The firm said the settlement was "good and reasonable" and, if finalised, would ensure that litigation would not "stretch on for years".
The compensation offer would settle 95% of outstanding Vioxx claims, although it will not apply to class-action suits, of which there are currently more than 260.
Under the terms of the offer, Merck will pay a fixed amount into a fund. Individual awards will then be made following thorough evaluation of their merits.
Payments could be made as early as next August, although Merck said it reserved the right to rescind the settlement if key conditions were not adhered to.
These conditions include:
- Claimants must provide medical proof of serious illness
- They must provide evidence they bought at least 30 Vioxx pills
- They must provide proof to support the presumption they took Vioxx within two weeks of suffering illness
- Only US residents and those who were ill after taking the drug in the US are included
- The settlement will only be valid if 85% of all pending claims agree to the offer by 1 March 2008
Merck said the agreement would provide a "significant degree of certainty" that the bulk of lawsuits against the firm would be resolved.
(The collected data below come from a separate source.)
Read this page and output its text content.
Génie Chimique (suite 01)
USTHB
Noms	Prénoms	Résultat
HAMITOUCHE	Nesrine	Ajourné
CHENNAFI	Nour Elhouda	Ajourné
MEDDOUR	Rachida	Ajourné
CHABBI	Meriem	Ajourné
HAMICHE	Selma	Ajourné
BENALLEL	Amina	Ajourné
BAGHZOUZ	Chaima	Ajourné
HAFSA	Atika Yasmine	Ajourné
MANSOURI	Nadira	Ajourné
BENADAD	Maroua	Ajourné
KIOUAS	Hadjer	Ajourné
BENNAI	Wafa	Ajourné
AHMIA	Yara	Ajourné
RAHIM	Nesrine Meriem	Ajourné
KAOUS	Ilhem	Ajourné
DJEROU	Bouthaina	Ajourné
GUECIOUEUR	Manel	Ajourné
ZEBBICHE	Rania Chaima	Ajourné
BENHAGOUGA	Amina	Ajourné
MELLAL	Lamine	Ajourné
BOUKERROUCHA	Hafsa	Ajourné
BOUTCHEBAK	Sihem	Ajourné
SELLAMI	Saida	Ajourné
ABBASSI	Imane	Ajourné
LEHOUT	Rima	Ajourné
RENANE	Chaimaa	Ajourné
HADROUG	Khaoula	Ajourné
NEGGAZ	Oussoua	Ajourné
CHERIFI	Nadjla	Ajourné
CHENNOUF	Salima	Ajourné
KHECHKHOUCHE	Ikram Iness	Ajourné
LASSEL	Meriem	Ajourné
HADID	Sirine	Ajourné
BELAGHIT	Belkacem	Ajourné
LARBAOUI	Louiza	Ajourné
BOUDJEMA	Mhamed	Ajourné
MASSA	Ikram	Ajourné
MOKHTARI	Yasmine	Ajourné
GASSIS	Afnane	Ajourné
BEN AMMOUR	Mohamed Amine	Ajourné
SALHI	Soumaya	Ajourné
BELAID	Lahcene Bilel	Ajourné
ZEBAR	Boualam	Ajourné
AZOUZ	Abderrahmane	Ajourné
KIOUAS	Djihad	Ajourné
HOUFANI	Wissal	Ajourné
"This agreement is the product of our defence strategy in the US during the past three years and is consistent with our commitment to defend each claim individually through rigorous scientific scrutiny," said Bruce Kuhlik, Merck's senior vice-president.
Lawyers who successfully fought the first Vioxx lawsuit in August 2005 welcomed the settlement.
"We are grateful that the people at Merck recognised that it was the right thing to do," said Mark Lanier, a Texas-based lawyer who represented the wife of a former marathon runner who died after taking Vioxx for eight months.
Hundreds of British patients who claim they had heart attacks after taking Vioxx lost the right to fight for compensation in the US after a prolonged legal battle last year.